Si no hubiera sido por que mi hermano cursaba ya cuarto curso de ruso en la escuela de idiomas, no sé si se nos hubiera ocurrido viajar hasta Moscú o San Petersburgo. He decidio separar las dos ciudades para que no resulte muy largo.


Elegimos la última semana de julio, con residuos de las noches blancas de norte y aún buena temperatura, demasiada para lo que esperábamos. Primero viajamos hasta la ciudad imperial San Petersburgo, que recibe su nombre de Pedro I El Grande el artífice de está ciudad con poco más de 300 años que recuperaba la belleza de las grandes ciudades europeas. La ciudad antes conocida como Petrogrado y posteriormente Leningrado fue la capital del imperio ruso, hasta que se trasladó a Moscú en la era soviética dejando a la ciudad del Neva casi abandonada a su suerte.

Actualmente luchando por recuperar el antiguo esplendor mira por el turismo y explota sus principales recursos, los cuales que no le faltan. El impresionante Hermitage, un museo palacio, una de las mayores pinacotecas del mundo que desgraciadamente no se puede disfrutar con la calma que se precisa, para que os hagáis una idea de su tamaño, está compuesto por seis edificios, uno de ellos el Palacio de invierno de los Zares.

La Fortaleza de Pedro y Pablo, recoge los edificios más antiguos de la ciudad, se construyó como defensa ante los suecos y posteriormente utilizada como prisión política, Dostoievski, Gorki, Trotski estuvieron presos allí.

La Catedral de San Isaac, grandiosa, ahora convertida en museo.

La iglesia de la Resurrección de Cristo o El Salvador sobre la sangre derramada, este curioso nombre lo recibe porque fue porque fue construida sobre el sitio en el que fue mortalmente herido el zar Alejandro II.

El Almirantazgo, a sus pies las parejas de novios se hacen el reportaje de bodas, era martes y eso estaba lleno de novios acompañados por los amigos, todo muy años 80.

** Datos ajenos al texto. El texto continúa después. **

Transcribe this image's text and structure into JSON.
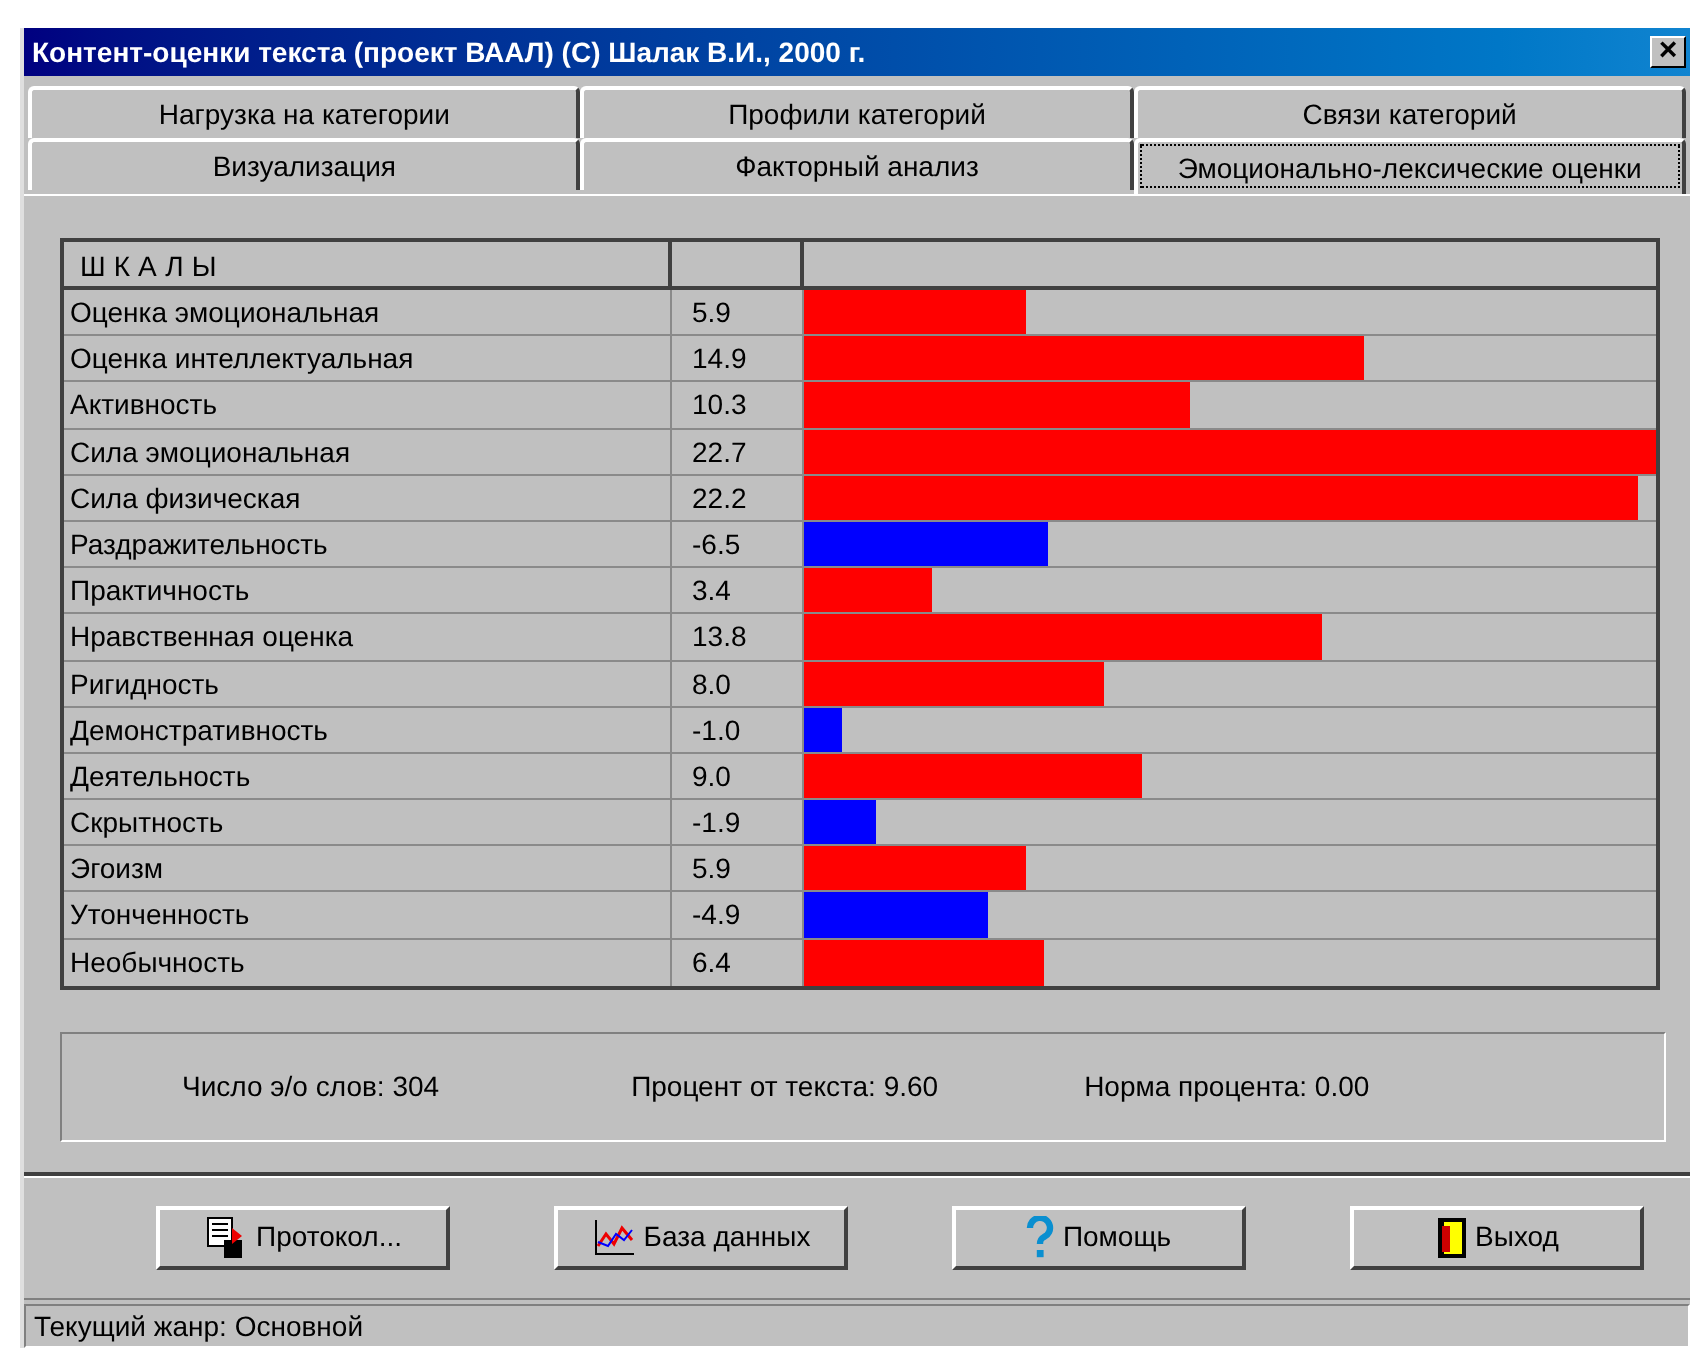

En los alrededores de la ciudad encontramos los palacios de verano, en esta ocasión visité el de Catalina la Grande y los jardines, el único día que llovió y nos estropeó el paseo por los mismos. en el se encuentra el Salón ámbar, que algunos consideran que el la octava maravilla del mundo. (El Palacio de Peterhof, construido por Pedro el Grande con el objetivo de rivalizar con Versalles en Paris, espero verlo este verano pero es ya otra historia).

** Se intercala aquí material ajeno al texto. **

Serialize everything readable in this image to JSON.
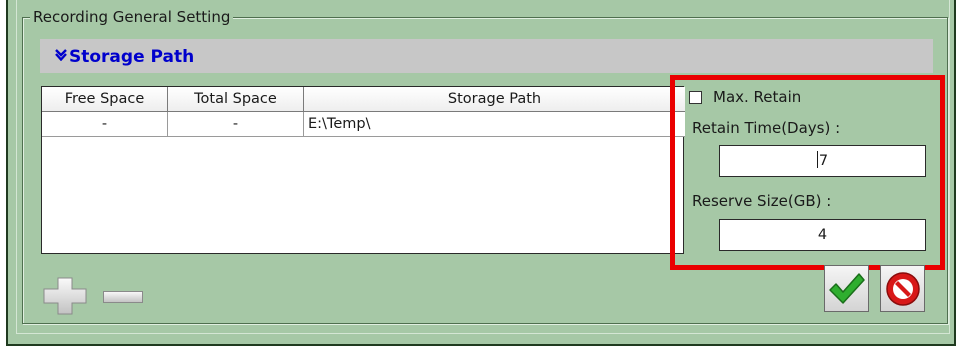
{
  "group": {
    "title": "Recording General Setting"
  },
  "section": {
    "icon": "double-chevron-down-icon",
    "title": "Storage Path"
  },
  "table": {
    "columns": [
      "Free Space",
      "Total Space",
      "Storage Path"
    ],
    "rows": [
      {
        "free_space": "-",
        "total_space": "-",
        "storage_path": "E:\\Temp\\"
      }
    ]
  },
  "retention": {
    "max_retain_label": "Max. Retain",
    "max_retain_checked": false,
    "retain_time_label": "Retain Time(Days) :",
    "retain_time_value": "7",
    "reserve_size_label": "Reserve Size(GB) :",
    "reserve_size_value": "4"
  },
  "actions": {
    "add_icon": "plus-icon",
    "remove_icon": "minus-icon",
    "ok_icon": "checkmark-icon",
    "cancel_icon": "no-entry-icon"
  },
  "colors": {
    "panel_background": "#a6c8a6",
    "section_bar": "#c7c7c7",
    "section_title": "#0000cc",
    "highlight_border": "#ea0000",
    "ok_green": "#2fae2f",
    "cancel_red": "#d81818"
  }
}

Yo soy una enamorada del libro de Dostoievski, Crimen y castigo, y lo que más me gustó de la ciudad fue sentir el ambiente de la obra, ver los canales, imaginarme la esa ciudad asfixiante que se describe en la novela. Pero no penséis que es lo que os encontrareis, al revés la primera noche que estuvimos nos anocheció a las 23 de la noche, y el paseo por el barco al atardecer parecía que era al amanecer. Eso si no le faltó emoción, casi naufragamos, el capitán estaba pasado de vodka y nos chocamos contra uno de los muros del canal, todo quedó en un susto y posteriormente en la broma recurrente del viaje. Tuvimos la oportunidad de ir al ballet, y aunque no era en el teatro principal ni primeras figuras, nos quedamos maravillados, el vestuario, la ambientación, la profesionalidad de los bailarines. Vamos que uno dijo eso de...esto no se ve en mi pueblo, je, je.

Continuará...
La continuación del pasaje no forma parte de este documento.